The late literary critic, Wayne C. Booth, also compared grading to “hell” in an essay he wrote in the early 1960s: “Boring from Within: The Art of the Freshman Essay.” While Booth’s essay is over half a century old and targets teachers of English in undergraduate teaching, it has something that perhaps teachers of all subjects and at all levels should consider even today. For Booth, the hellish experience of grading has much to do with boredom. Teachers, forgetting that “any teaching that bores the teacher is sure to fail,” often give assignments that they themselves find boring.

TshirtBooth’s point challenges us to consider how often we operate in a kind of default mode when we plan our student assignments. Do we come up with assignments that will be easy for us to grade, or do we invest ourselves in designing something that will be fun for students to do and refreshing for us to review? Booth is careful to acknowledge that even our most imaginative and innovative assignments may not work every time and may not work with every student. As some of us would like to tell our students, however: it is the effort that counts.    

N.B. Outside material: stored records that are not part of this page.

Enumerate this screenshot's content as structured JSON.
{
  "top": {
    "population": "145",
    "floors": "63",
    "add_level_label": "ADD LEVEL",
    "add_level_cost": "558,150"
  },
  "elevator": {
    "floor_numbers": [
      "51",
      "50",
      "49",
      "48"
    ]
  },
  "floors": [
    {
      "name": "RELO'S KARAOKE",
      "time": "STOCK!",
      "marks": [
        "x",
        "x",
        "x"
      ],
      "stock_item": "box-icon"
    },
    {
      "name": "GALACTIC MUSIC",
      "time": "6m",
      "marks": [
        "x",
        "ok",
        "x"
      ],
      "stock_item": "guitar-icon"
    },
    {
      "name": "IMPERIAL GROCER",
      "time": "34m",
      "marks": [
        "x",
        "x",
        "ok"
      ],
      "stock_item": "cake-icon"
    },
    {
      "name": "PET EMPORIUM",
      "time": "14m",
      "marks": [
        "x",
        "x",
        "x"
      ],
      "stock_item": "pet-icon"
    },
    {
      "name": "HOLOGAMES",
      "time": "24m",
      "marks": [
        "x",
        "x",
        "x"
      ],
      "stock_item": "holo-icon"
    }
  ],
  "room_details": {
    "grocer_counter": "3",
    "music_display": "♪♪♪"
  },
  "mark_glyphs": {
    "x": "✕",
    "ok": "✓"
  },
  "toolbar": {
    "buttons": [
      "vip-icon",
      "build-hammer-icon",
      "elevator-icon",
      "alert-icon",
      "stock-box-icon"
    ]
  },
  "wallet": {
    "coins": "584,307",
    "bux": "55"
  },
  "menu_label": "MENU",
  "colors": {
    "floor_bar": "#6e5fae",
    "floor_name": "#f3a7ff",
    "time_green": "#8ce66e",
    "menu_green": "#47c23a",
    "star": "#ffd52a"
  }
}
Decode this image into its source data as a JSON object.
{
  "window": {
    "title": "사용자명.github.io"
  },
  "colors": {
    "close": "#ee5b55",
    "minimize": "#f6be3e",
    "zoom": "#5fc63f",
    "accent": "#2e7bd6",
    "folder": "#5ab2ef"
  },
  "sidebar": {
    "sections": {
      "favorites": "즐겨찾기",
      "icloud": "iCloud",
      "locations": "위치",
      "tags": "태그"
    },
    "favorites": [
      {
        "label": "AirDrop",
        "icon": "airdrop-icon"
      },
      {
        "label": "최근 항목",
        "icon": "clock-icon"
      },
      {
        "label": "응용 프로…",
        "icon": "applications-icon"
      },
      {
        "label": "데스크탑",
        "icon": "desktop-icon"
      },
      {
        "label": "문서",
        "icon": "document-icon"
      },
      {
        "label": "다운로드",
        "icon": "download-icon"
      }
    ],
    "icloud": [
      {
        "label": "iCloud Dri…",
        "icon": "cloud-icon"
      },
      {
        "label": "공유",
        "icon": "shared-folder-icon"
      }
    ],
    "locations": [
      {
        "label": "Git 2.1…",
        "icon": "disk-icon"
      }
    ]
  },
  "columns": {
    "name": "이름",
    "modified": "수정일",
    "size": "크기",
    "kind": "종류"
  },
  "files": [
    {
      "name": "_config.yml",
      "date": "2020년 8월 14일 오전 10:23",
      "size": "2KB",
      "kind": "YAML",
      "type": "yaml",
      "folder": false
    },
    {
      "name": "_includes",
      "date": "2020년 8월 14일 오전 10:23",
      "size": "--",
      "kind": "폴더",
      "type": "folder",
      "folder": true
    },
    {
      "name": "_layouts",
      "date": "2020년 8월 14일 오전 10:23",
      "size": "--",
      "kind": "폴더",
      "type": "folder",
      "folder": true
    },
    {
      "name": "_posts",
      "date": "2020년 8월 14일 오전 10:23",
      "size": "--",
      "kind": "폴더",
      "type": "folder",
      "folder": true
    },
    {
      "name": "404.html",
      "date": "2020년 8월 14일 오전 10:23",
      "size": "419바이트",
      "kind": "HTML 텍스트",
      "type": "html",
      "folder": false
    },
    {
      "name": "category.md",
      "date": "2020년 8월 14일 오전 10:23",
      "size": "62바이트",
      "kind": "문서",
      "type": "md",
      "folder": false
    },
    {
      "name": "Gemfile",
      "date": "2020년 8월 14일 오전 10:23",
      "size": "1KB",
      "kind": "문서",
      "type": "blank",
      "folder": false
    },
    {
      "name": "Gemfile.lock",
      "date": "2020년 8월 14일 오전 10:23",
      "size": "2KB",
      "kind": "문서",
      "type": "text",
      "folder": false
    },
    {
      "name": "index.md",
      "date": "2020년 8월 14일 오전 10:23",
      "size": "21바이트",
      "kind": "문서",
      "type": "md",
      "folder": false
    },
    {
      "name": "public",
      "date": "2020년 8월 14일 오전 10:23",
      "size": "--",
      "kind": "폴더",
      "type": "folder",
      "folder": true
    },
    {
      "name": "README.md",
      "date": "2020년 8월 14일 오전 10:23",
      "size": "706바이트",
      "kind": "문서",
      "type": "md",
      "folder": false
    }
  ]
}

Booth further suggests that we need to provide students with three things if we want to save ourselves from the hellish boredom of grading: (1) a sharp sense of the audience students are being asked to address and persuade; (2) a topic or issue to which students can relate and at a level that students can engage; and (3) adequate exposure to good examples that would help students develop as writers.

To put Booth’s suggestions into practice, we will need to, first of all, design assignments that are more specific than general. Without a specified and specific audience, students often see themselves as writing either for themselves or, more likely, for their teacher; as a result, their work has a tendency to be uninterestingly general or, worse, merely parroting or regurgitating their teacher’s ideas or opinions. Booth’s second point requires us to know our students: What do they care about? What are they capable of? It also requires us to further assess how one’s course material is relevant to one’s students as well as where those students are in terms of their ability to engage. The fact that you have assigned A Theology of Liberation by Gustavo Gutiérrez as a required text for your seminary class does not mean that your students can say something substantial to Christians in Hong Kong about the city’s “umbrella movement,” especially if your students have not been concerned with the history of Asia and its current events. Similarly, asking college freshmen to write a thirty-page essay is almost a guarantee that you will read pages and pages of meaningless “fluff.”

Booth’s third point may seem a little more oblique. As a literary critic and a teacher of English, Booth is emphasizing here the need to expose students to fiction and good narratives so they can become more observant and better develop what Booth calls their “writer personalities.” What Booth seems to have in mind here is our responsibility as teachers to equip and empower students so they can do what we are asking them to do. Since Booth’s “exposure” emphasis seems to rely on the power of imitation, I guess we, as teachers of religion and theology, can ask ourselves several questions. Do I expose my students to materials that demonstrate uses of critical thinking and reasoned arguments? Do I myself model what it means to critically engage the very materials that I assign to my students, so they can see that I use these materials to think for myself instead of using them to think for me? Given Booth’s focus on writing, we may also ask ourselves: Knowing how publications in our field tend to be written in dry and boring prose, do I make a point to expose my students to books and articles that are actually not only informative but also interesting? Do I choose and assign resources that are actually delightful to read?

I am sure that there are multiple reasons why grading can be so painful for us teachers, but perhaps we can work to minimize if not eliminate one factor: that of largely self-inflicted boredom.